В эту минуту вошли три доктора. Они утомили Калиста расспросами; об отце же вопрос был решен быстро и бесповоротно; они удивлялись, что он еще жив. Относительно Калиста доктор Геранды передал баронессе, что ему придется, пожалуй, ехать в Париж, чтобы посоветоваться там со светилами науки, выписать же их сюда обойдется более ста луидоров.
– От всего умирают, только не от любви, – утешала Пен– Холь.
– Какая бы ни была причина, – говорила баронесса; – верно только то, что Калист умирает, у него все признаки чахотки, этой самой страшной болезни моей родины.
– Калист умирает, – проговорил барон, открывая глаза; две крупные слезы медленно покатились по его морщинам. Может быть, это были первые слезы в его жизни.
Он встал, приблизился к кровати сына, и, не спуская с него взгляда, взял его за руки.
– Что ты хочешь, отец? – спросил Калист.
– Хочу, чтобы ты жил! – вскричал барон.
– Я не могу жить без Беатрисы, – ответил Калист старику, снова упавшему в кресло.
– Где достать сто луидоров, чтобы выписать докторов из Парижа, пока еще не поздно? – сказала баронесса.
– Разве сто луидоров могут спасти Калиста? – вскрикнула Зефирина.
Не дожидаясь ответа, она развязала нижнюю юбку, которая, падая, произвела глухой звук.
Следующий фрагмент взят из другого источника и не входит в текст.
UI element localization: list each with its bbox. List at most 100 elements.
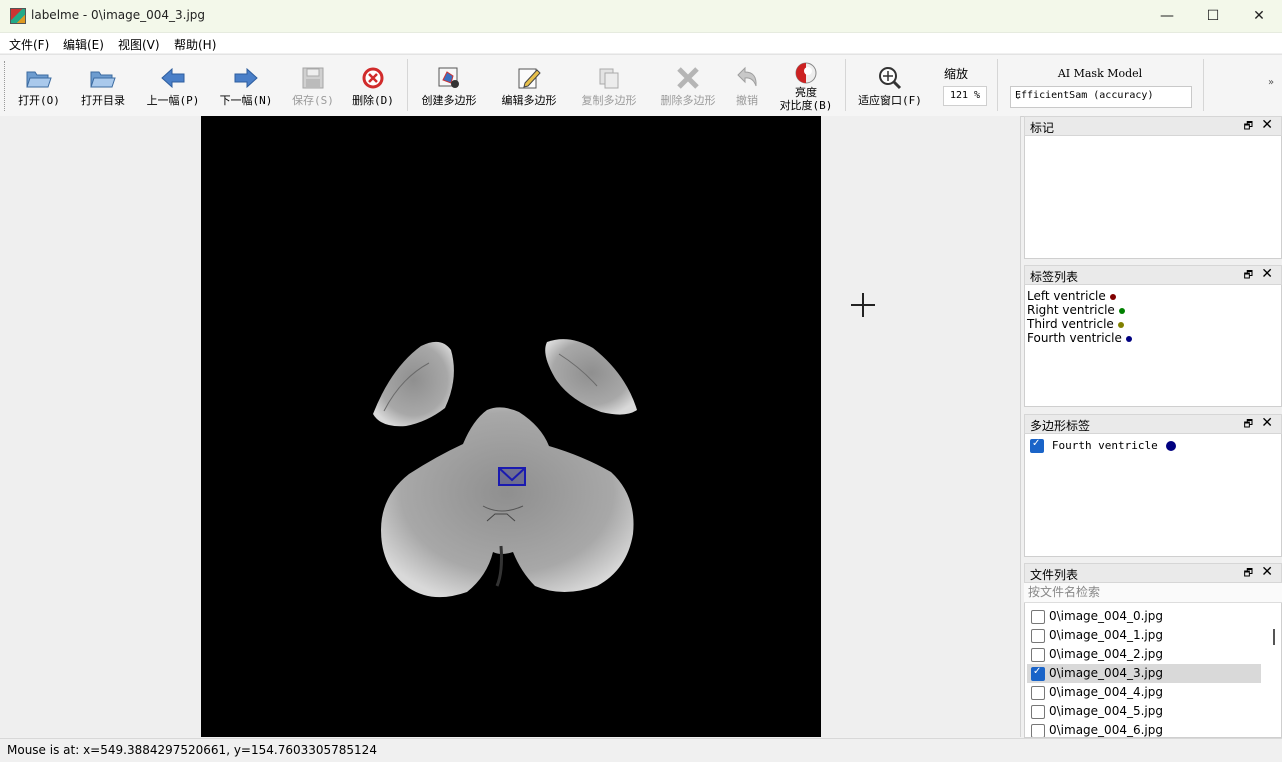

Отлично зная места, где были зашиты луидоры, она распорола ее в один момент, и золотые монеты, звеня, падали на юбку одна за другою. В немом изумлении смотрела на нее Пен-Холь.
– Ведь вас все видят, – говорила она на ухо подруге.
– Тридцать семь, – отвечала Зефирина, продолжая считать.
– Все слышат, как вы считаете.
– Сорок два, – продолжала Зефирина.
– Новые двойные луидоры! откуда они у вас? Ведь, вы ничего не видите?
– Я пробовала их на ощупь.
– Вот сто сорок луидоров, – крикнула Зефирина, – довольно этого?
– Что случилось? – спросил вошедший шевалье, пораженный видом старой подруги с юбкой, полной луидоров.
В двух словах Пен-Холь объяснила все.
– Я знал об этом и в свою очередь принес сто сорок луидоров в распоряжение Калиста.
Рыцарь вынул два свертка. При виде такого богатства, Мариотта велела Гасселену затворить дверь.
– Золото не возвратит ему здоровье, – сказала баронесса со слезами на глазах.
– По крайней мере, это дает ему возможность последовать за маркизой. Так ведь, Калист? – прибавил шевалье.
Калист привстал на постели и радостно вскрикнул:
– Ехать, ехать!
– Он будет жить! – проговорил барон упавшим голосом. – Я могу умереть спокойно: пошлите за священником.